Cauchy-Reimann from first principles

gtfitzpatrick

1. The problem statement, all variables and given/known data

Prove from first principles that f(z) = [itex]\overline{z}^2[/itex] is not differentiable at any point z ≠ 0

2. Relevant equations



3. The attempt at a solution

So i guess i Have to show [itex]\stackrel{lim}{h\rightarrow0} \frac{f(z+h)-f(z)}{h}[/itex] is equal to zero right?

[itex] \frac{\overline{z+h}^2-\overline{z}^2}{h}[/itex] but not sure where to go from here.
Do i use z=(x+iy) then [itex]\overline{z} = x-iy [/itex] and so [itex]\overline{z}^2[/itex] = [itex]x^2-y^2-i2xy [/itex]

voko

No, you need to prove that it does not exist. Start by formulating "limit does not exist" in the epsilon-delta language.

christoff

You could assume the limit exists (and hence f is differentiable), and calculate it twice using two sequences which converge to zero, and find that you get two different limits. In this case, your assumption becomes false, so f isn't differentiable.

You do know that the definition of differentiability you have is equivalent to having the limit
[itex]\lim_{n\rightarrow\infty}\frac{f(z+x_n)-f(z)}{x_n}[/itex]
exist for every (complex!) sequence [itex]x_n\rightarrow 0[/itex], right?

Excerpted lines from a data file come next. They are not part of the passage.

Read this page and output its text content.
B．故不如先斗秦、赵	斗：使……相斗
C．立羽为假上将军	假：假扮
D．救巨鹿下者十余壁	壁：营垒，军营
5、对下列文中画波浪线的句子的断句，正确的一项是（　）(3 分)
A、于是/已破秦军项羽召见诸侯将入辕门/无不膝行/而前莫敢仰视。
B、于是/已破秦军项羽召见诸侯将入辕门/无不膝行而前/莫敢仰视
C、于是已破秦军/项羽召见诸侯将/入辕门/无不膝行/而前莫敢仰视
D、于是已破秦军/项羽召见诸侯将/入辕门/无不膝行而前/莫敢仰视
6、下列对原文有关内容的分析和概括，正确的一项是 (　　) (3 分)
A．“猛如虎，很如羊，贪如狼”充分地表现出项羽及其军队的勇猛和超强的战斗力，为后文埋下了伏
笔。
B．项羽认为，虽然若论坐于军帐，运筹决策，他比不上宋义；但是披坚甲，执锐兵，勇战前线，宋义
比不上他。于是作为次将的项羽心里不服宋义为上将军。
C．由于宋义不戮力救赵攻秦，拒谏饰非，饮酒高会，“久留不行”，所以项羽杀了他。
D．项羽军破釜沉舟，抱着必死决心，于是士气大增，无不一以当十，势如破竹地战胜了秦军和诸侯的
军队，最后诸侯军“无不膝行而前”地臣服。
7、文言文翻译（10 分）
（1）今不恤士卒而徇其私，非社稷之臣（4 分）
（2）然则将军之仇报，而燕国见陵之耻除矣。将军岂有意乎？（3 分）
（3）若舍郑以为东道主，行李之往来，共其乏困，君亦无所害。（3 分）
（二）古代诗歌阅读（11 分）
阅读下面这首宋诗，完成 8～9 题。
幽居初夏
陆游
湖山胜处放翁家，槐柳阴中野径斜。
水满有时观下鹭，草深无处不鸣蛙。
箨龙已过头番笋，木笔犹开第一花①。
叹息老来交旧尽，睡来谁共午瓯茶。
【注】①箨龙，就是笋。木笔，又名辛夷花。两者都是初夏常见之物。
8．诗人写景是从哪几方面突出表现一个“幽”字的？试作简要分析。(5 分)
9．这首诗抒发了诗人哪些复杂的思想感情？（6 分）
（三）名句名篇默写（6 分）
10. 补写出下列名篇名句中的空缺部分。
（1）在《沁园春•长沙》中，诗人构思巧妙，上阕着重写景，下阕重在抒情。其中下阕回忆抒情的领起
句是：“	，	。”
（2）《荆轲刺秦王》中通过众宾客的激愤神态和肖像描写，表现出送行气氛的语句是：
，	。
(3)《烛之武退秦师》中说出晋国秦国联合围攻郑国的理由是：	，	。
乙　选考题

In this case, I recommend you work with the definition you have, and see what happens when you approach zero along these two sequences:
[itex] x_n=1/n[/itex]
[itex]y_n=i/n[/itex].

In general, such an approach is usually the best way to show that something -isn't- differentiable. Unless of course you have the Cauchy-Riemann equations :)